Understanding T-Accounts, Debits and Credits
The ADE-LER Framework
A simple way to understand debits and credits is the DC, ADE, LER framework:
- DC — Debits on the left, Credits on the right.
- ADE — Assets, Dividends, and Expenses have a normal debit balance (left side).
- LER — Liabilities, Equity, and Revenue have a normal credit balance (right side).
The Accounting Equation
Assets = Liabilities + Equity
Also known as the Balance Sheet Equation, this principle underpins all financial reporting.
- Assets (OWN) — Represent what a company owns; normal debit balance.
- Liabilities (OWE) — Represent what a company owes; normal credit balance.
Practical Examples
Asset Example — Inventory
| Transaction | Amount | Side |
|---|---|---|
| Opening balance | 200 | Debit |
| Inventory received | +70 | Debit |
| Inventory shipped | -50 | Credit |
| Ending balance | 220 | Debit |
Liability Example — Accounts Payable
| Transaction | Amount | Side |
|---|---|---|
| Opening balance | 300 | Credit |
| New supplier invoices | +70 | Credit |
| Payments made | -120 | Debit |
| Ending balance | 250 | Credit |
Connecting the Two
The company received $70 of inventory but did not pay immediately.
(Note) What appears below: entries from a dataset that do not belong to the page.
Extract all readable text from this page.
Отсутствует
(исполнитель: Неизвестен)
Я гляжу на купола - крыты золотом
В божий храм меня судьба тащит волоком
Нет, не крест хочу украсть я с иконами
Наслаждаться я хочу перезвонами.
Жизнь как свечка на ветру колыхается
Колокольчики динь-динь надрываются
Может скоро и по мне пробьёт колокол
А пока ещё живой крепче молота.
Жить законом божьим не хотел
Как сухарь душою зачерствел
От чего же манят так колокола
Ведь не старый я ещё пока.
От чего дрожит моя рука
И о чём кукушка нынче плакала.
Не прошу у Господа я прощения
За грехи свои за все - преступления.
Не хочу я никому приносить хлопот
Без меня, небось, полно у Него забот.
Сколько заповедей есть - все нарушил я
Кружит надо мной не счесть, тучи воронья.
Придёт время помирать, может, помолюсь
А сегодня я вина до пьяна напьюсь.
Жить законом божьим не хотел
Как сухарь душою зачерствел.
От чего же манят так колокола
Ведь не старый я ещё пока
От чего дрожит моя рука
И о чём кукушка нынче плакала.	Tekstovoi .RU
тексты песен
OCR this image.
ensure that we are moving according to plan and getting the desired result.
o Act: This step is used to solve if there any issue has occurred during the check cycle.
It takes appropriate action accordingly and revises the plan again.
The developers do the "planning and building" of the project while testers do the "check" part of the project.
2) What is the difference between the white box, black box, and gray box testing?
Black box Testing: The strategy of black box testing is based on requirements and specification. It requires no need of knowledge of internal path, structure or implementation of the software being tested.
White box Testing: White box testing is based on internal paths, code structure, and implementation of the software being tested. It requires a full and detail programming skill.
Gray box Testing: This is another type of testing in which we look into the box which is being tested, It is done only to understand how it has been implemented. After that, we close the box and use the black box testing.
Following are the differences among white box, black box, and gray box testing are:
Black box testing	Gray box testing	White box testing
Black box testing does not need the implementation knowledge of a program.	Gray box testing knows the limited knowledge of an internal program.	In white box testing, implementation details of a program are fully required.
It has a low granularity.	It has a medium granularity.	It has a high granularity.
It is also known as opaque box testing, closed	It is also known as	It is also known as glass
The journal entry is:
- Debit Inventory 70 (increasing an asset)
- Credit Accounts Payable 70 (increasing a liability)
Every transaction affects at least two accounts, ensuring total debits always equal total credits.
Revenue vs. Expenses
- Revenue has a normal credit balance — earning revenue increases equity.
- Expenses have a normal debit balance — they reduce equity.
- When profitable: Revenue > Expenses → Profit (increases equity).
- When unprofitable: Revenue < Expenses → Loss (decreases equity).